Section 8.2

#9. "More than 25% of Internet users pay bills online." This is a statement about a percentage (not an average), so the parameter of interest is p. The statement itself would translate to "p > 0.25." That means the other hypothesis must be "p ≤ 0.25." Since the second one has an equal sign in it, it must be the null hypothesis. So we have: H_{0}: p ≤ 0.25 and H_{1}: p > 0.25.

#11. "The mean weight of women who won Miss America titles is equal to 121 lb." This is a statement about an average (not a proportion), so the parameter of interest is µ. The statement itself would translate to "µ = 121." That means the other hypothesis must be "µ ≠ 121." Since the first one has an equal sign in it, it must be the null hypothesis. So we have: H_{0}: µ = 121 and H_{1}: µ ≠ 121.

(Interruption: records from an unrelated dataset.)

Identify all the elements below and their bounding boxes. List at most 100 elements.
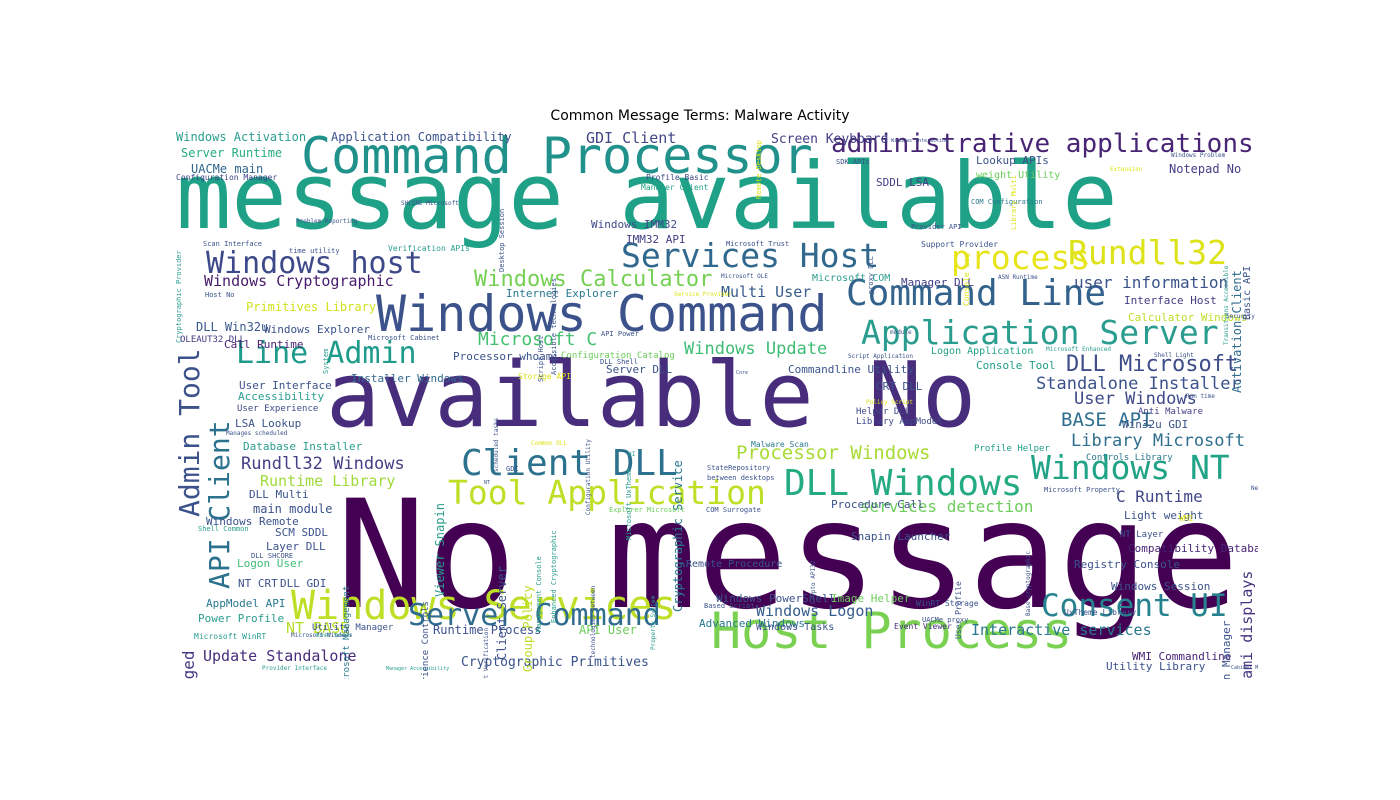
cloud-word: weight Utility xyxy=(976,170,1061,181)
cloud-word: Profile Helper xyxy=(974,444,1050,454)
cloud-word: Server Runtime xyxy=(181,146,283,160)
cloud-word: Admin Tool xyxy=(176,348,206,517)
cloud-word: Anti Malware xyxy=(1138,407,1204,417)
cloud-word: Cabinet Maker xyxy=(1231,665,1258,671)
cloud-word: Shell Light xyxy=(1154,352,1194,359)
cloud-word: IMM32 API xyxy=(626,233,686,246)
cloud-word: Runtime Process xyxy=(433,623,542,637)
cloud-word: Update Standalone xyxy=(203,647,357,665)
cloud-word: API Client xyxy=(203,420,236,589)
cloud-word: NT Layer xyxy=(1120,530,1164,540)
cloud-word: SDDL LSA xyxy=(876,176,929,189)
cloud-word: Desktop Session xyxy=(498,208,506,272)
cloud-word: SHCORE Microsoft xyxy=(401,200,459,207)
cloud-word: Provider API xyxy=(911,223,962,231)
cloud-word: Core xyxy=(736,370,749,376)
cloud-word: Manages scheduled xyxy=(226,430,288,437)
chart-title: Common Message Terms: Malware Activity xyxy=(550,108,850,124)
cloud-word: Host Process xyxy=(711,602,1073,660)
cloud-word: Policy Script xyxy=(866,399,913,406)
cloud-word: Runtime Library xyxy=(260,472,396,490)
cloud-word: Microsoft C xyxy=(478,329,598,350)
cloud-word: LSA Lookup xyxy=(235,417,302,430)
cloud-word: Windows Activation xyxy=(176,131,307,144)
cloud-word: Snapin Launcher xyxy=(851,530,951,543)
cloud-word: SDK APIs xyxy=(836,158,870,166)
cloud-word: SCM SDDL xyxy=(275,526,328,539)
cloud-word: Rundll32 xyxy=(1068,233,1227,272)
cloud-word: Accessible technologies xyxy=(550,277,558,375)
cloud-word: Based Script xyxy=(704,602,755,610)
cloud-word: Storage API xyxy=(518,372,571,381)
cloud-word: Console Log xyxy=(962,252,971,306)
cloud-word: Windows Explorer xyxy=(264,323,370,336)
cloud-word: User Interface xyxy=(239,379,332,392)
cloud-word: BASE API xyxy=(1061,409,1153,431)
cloud-word: Logon Application xyxy=(931,346,1034,357)
cloud-word: Microsoft Property xyxy=(1044,486,1120,494)
cloud-word: Transitions Accessible xyxy=(1223,265,1230,346)
cloud-word: Configuration Manager xyxy=(176,173,278,182)
cloud-word: GDI xyxy=(506,465,519,473)
cloud-word: DLL SHCORE xyxy=(251,552,294,560)
cloud-word: Windows Command xyxy=(376,285,828,343)
cloud-word: Basic API xyxy=(1242,265,1253,320)
cloud-word: Microsoft UxTheme xyxy=(625,468,633,541)
cloud-word: Call Runtime xyxy=(224,338,304,351)
cloud-word: Manager DLL xyxy=(901,276,974,289)
cloud-word: Support Provider xyxy=(921,240,999,249)
cloud-word: Installer Windows xyxy=(351,372,464,385)
cloud-word: UACMe main xyxy=(191,162,264,176)
cloud-word: Windows Update xyxy=(684,339,828,359)
cloud-word: Commandline Utility xyxy=(788,363,914,376)
cloud-word: Microsoft Cabinet xyxy=(368,334,440,342)
cloud-word: Group Policy xyxy=(521,585,535,673)
cloud-word: Compatibility Database xyxy=(1128,542,1258,555)
cloud-word: Configuration Catalog xyxy=(561,351,675,361)
cloud-word: Remote Desktop xyxy=(755,139,763,199)
cloud-word: Utility Manager xyxy=(312,623,394,633)
cloud-word: Tool Application xyxy=(448,473,766,512)
cloud-word: DLL Microsoft xyxy=(1066,352,1239,377)
cloud-word: displays logged xyxy=(179,651,198,680)
cloud-word: Database Installer xyxy=(243,440,363,453)
cloud-word: Accessibility xyxy=(238,390,325,403)
cloud-word: Library Microsoft xyxy=(1071,431,1245,451)
word-cloud: No message message available available No W… xyxy=(176,131,1258,679)
cloud-word: Internet Explorer xyxy=(506,287,619,300)
cloud-word: Calculator Windows xyxy=(1128,311,1248,324)
cloud-word: Notepad No xyxy=(1169,162,1242,176)
cloud-word: Primitives Library xyxy=(246,300,377,314)
cloud-word: whoami displays xyxy=(1238,570,1256,679)
cloud-word: scheduled tasks xyxy=(493,417,500,472)
cloud-word: Interface Host xyxy=(1124,294,1217,307)
cloud-word: Profile Basic xyxy=(646,173,709,182)
cloud-word: Problem Reporting xyxy=(296,218,358,225)
cloud-word: Services Host xyxy=(621,236,880,275)
cloud-word: Console Tool xyxy=(976,359,1056,372)
cloud-word: Interactive services xyxy=(971,621,1152,639)
cloud-word: WMI Commandline xyxy=(1132,650,1232,663)
cloud-word: Rundll32 Windows xyxy=(241,454,405,474)
cloud-word: UxTheme Library xyxy=(1064,608,1137,617)
cloud-word: UACMe proxy xyxy=(922,616,969,624)
cloud-word: Windows PowerShell xyxy=(716,592,836,605)
cloud-word: Microsoft Trust xyxy=(726,240,790,248)
cloud-word: Cryptographic Provider xyxy=(176,250,183,344)
cloud-word: Crypto API32 xyxy=(810,560,817,605)
cloud-word: Service Provider xyxy=(674,291,732,298)
cloud-word: Processor whoami xyxy=(453,350,559,363)
cloud-word: main module xyxy=(253,502,333,516)
cloud-word: Command Processor xyxy=(301,131,813,185)
cloud-word: Registry Console xyxy=(1074,558,1180,571)
cloud-word: Windows Session xyxy=(1111,580,1211,593)
cloud-word: DLL GDI xyxy=(280,577,327,590)
cloud-word: User Experience xyxy=(237,404,319,414)
cloud-word: Multi User xyxy=(721,283,812,301)
cloud-word: Remote Procedure xyxy=(686,559,783,570)
cloud-word: Windows host xyxy=(206,246,423,281)
cloud-word: services detection xyxy=(860,497,1034,516)
cloud-word: Windows Tasks xyxy=(756,622,835,633)
cloud-word: Experience Controls xyxy=(421,600,431,679)
cloud-word: proxy DLL xyxy=(867,255,875,294)
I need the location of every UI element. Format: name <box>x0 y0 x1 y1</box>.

#13. "IQ scores of college professors have a standard deviation less than 15." This is a statement about the standard deviation, so the parameter of interest is sigma. The statement itself would translate to "sigma < 15 ." That means the other hypothesis must be "sigma ≥ 15." Since the second one has an equal sign in it, it must be the null hypothesis. So we have: H_{0}: sigma ≥ 15 and H_{1}: sigma < 15.

#15. "Plain M&M candies have a mean weight that is at least 0.8535 g." This is a statement about an average (not a proportion), so the parameter of interest is µ. The statement itself would translate to "µ ≥ 0.8535." That means the other hypothesis must be "µ < 0.8535." Since the first one has an equal sign in it, it must be the null hypothesis. So we have: H_{0}: µ ≥ 0.8535 and H_{1}: µ < 0.8535.

#17. "Two-tailed test, alpha = 0.05." We need to find the z-scores that trap an area of 0.05 in the two tails, so 0.025 in both the upper and lower tails. That is, we need to chop off the top 0.025 area, which means the lower 0.975 area. We look up the area of 0.975 in the z-chart, which gives z=1.96. So the critical values are ±1.96.

#19. "Right-tailed test, alpha = 0.01." We need to find the z-score that traps an area of 0.01 in the upper tail, which means the lower area must be 0.9900 area. We look up the area of 0.9900 in the z-chart, which gives z=2.33. So the critical value is 2.33.

#25. The stated value of p is 0.25, which means q is 0.75. The value of p-hat is 224/1018 = 0.2200, and the value of n is 1018. So z = (0.2200-0.2500)/sqrt(0.25*0.75/1018) = -0.03/0.0136 = -2.21

#27. The stated value of p is 0.75, which means q is 0.25. The value of p-hat is 516/580 = 0.8900, and the value of n is 580. So z = (0.8900-0.7500)/sqrt(0.75*0.25/580) = 0.14/0.0180 = 7.78

#37. The original claim was "The proportion of male golfers is less than 0.5." Since this would not have an equal sign in it, it must be H_{1}. Our first conclusion is to reject H_{0}, which means we vote in favor of H_{1}. Our second conclusion, then, is that there is sufficient evidence to conclude that the proportion of male golfers is less than 0.5.

#39. The original claim was "The proportion of red M&Ms is different from 0.13." Since this would not have an equal sign in it, it must be H_{1}. Our first conclusion is to fail to reject H_{0}, which means we vote in favor of H_{0}. Our second conclusion, then, is that we accept that the proportion of red M&Ms is 0.13. (Or we might say that there is not sufficient evidence to conclude that the proportion is not 0.13.)